Muitas vezes ouvi este conselho, e muitos outros que me serviram no caminho da existência.
O avô há muito que foi, a mulher também, o local foi engolido pelo aumento do aeroporto, mas na memória tudo permanece: o cheiro do bolo de arroz e o sorriso de satisfação daquela mulher que todos os domingos continua encostado no poste de electricidade, no Medeiros com a giga branca e o tabuleiro enfeitado de recordações. O menino, timidamente dirige-se para lá em busca dos aromas da infância.

4 comentários:

DêPê disse...

Jordas: não tenho palavras porque para te dizer o que gostaria precisaria de tantas que não caberiam aqui... Será que gostei tanto porque também o meu avô foi a pessoa mais importante da minha infância? ou porque consigo daqui cheirar o bolo de arroz? ou... porque sim ;) Obrigadinha ;)

Graça disse...

Jordas,
devo dizer-te que o menino ainda lá está, de mão dada com o sorriso da mulher e com as recordações que se lhe derramam nas palavras.
Um mimo, este texto.A ternura (quase)infantil da maresia ainda envolve os cheiros que, quase como Proust, nos faz voltar atrás,ao tempo "em que éramos felizes e não sabíamos" (citação mais ou menos aldrabada:deu jeito assim).
Algumas memórias são o petromax dos nossos dias, um quase sol, uma quase benção.
Precisamos delas, meu amigo.
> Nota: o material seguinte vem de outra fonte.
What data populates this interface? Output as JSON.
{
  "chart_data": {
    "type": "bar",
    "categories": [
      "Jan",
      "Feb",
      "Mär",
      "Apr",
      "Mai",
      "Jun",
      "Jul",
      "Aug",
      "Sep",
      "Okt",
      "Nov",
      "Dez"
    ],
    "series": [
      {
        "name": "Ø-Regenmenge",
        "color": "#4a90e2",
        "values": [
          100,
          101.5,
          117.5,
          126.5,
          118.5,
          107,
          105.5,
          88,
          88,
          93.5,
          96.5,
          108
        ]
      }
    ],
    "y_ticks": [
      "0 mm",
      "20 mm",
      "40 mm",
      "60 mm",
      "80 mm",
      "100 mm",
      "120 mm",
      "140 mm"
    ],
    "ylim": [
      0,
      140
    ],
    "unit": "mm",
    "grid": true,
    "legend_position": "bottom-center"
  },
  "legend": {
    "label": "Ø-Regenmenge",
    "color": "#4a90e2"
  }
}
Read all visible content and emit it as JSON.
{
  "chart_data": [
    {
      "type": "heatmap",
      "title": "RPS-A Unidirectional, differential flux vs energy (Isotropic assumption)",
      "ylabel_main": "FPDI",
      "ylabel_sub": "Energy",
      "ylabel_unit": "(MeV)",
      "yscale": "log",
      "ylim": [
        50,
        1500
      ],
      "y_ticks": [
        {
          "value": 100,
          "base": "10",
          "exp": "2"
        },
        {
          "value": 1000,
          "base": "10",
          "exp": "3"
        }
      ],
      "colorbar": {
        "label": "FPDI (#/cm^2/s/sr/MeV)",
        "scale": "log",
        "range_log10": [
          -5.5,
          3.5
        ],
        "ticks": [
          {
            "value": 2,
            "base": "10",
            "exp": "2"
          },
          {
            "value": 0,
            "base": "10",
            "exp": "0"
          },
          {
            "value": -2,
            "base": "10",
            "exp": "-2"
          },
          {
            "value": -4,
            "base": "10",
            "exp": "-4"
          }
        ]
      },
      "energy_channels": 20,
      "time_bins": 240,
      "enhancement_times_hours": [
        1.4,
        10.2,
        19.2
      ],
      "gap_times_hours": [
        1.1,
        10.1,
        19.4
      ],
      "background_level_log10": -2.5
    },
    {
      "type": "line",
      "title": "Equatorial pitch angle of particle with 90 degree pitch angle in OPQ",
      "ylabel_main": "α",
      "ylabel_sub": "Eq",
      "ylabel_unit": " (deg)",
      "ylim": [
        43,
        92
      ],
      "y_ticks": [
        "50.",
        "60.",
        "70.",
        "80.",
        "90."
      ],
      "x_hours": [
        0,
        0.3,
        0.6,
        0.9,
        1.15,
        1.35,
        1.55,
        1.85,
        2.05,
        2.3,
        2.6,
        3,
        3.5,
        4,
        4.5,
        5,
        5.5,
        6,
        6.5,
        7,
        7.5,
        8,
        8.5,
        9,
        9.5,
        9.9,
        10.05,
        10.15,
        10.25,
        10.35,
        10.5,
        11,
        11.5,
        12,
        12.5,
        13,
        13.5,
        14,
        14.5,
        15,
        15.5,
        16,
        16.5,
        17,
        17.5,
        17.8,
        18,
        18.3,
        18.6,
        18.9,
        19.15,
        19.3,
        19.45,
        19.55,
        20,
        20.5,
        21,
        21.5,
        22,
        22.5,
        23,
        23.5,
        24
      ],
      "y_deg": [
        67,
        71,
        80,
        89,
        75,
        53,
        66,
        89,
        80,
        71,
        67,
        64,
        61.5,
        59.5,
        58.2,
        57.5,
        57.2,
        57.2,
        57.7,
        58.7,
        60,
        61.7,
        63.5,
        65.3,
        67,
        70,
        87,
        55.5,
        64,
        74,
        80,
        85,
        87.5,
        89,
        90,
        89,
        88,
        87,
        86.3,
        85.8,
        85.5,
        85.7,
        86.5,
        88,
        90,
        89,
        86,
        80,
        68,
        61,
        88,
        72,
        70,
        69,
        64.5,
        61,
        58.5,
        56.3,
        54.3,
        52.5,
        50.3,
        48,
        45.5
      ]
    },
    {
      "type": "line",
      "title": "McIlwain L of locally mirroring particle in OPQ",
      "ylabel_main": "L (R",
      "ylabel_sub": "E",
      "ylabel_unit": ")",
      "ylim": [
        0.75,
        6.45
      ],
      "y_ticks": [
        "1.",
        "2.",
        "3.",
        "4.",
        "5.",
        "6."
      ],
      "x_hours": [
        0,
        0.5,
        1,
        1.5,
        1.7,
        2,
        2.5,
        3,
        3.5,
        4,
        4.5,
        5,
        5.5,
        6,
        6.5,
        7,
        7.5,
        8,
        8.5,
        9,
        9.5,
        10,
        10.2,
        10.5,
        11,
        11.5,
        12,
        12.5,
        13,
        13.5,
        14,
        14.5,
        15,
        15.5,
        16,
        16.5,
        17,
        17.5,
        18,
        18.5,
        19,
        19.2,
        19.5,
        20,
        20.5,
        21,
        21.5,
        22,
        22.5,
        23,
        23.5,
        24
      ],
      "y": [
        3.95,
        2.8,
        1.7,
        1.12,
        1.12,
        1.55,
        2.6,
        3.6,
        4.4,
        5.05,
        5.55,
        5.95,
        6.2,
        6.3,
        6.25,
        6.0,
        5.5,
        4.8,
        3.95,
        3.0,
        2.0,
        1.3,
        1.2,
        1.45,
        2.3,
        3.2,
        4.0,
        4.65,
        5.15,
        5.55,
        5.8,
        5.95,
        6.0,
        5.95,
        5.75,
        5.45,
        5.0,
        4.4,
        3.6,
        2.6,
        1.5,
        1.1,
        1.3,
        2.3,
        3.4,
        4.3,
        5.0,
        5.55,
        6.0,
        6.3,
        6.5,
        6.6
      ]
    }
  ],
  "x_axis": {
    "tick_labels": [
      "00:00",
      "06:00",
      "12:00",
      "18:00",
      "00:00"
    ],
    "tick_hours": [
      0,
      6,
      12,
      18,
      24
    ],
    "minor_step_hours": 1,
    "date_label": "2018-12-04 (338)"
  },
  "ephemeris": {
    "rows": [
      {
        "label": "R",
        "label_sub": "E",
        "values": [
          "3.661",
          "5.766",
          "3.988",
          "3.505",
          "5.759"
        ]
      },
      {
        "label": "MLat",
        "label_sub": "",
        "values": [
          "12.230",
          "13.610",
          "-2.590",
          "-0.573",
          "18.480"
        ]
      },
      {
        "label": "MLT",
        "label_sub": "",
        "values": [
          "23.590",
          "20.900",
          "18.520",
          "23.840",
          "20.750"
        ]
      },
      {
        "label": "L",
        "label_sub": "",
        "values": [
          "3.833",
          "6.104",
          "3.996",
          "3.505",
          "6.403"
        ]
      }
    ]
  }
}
Precisamos de mais textos teus.

agapê disse...

Uau! para poste e comentário.

Nanda disse...

Bravo! Bravo e Bravo! Perante este poste, fiquei quase sem palavras!!! Gostei muito!Emocionei-me ao lê-lo. Também senti uma certa tristeza, porque infelizmente, não tive a felicidade de conviver com os meus avós. Só me lembro um pouco da minha avó paterna, pois quando vinha à Madeira de férias, morava na sua casa. Continua a escrever! Acho que os teus textos merecem ser lidos porque são simplemente fantásticos!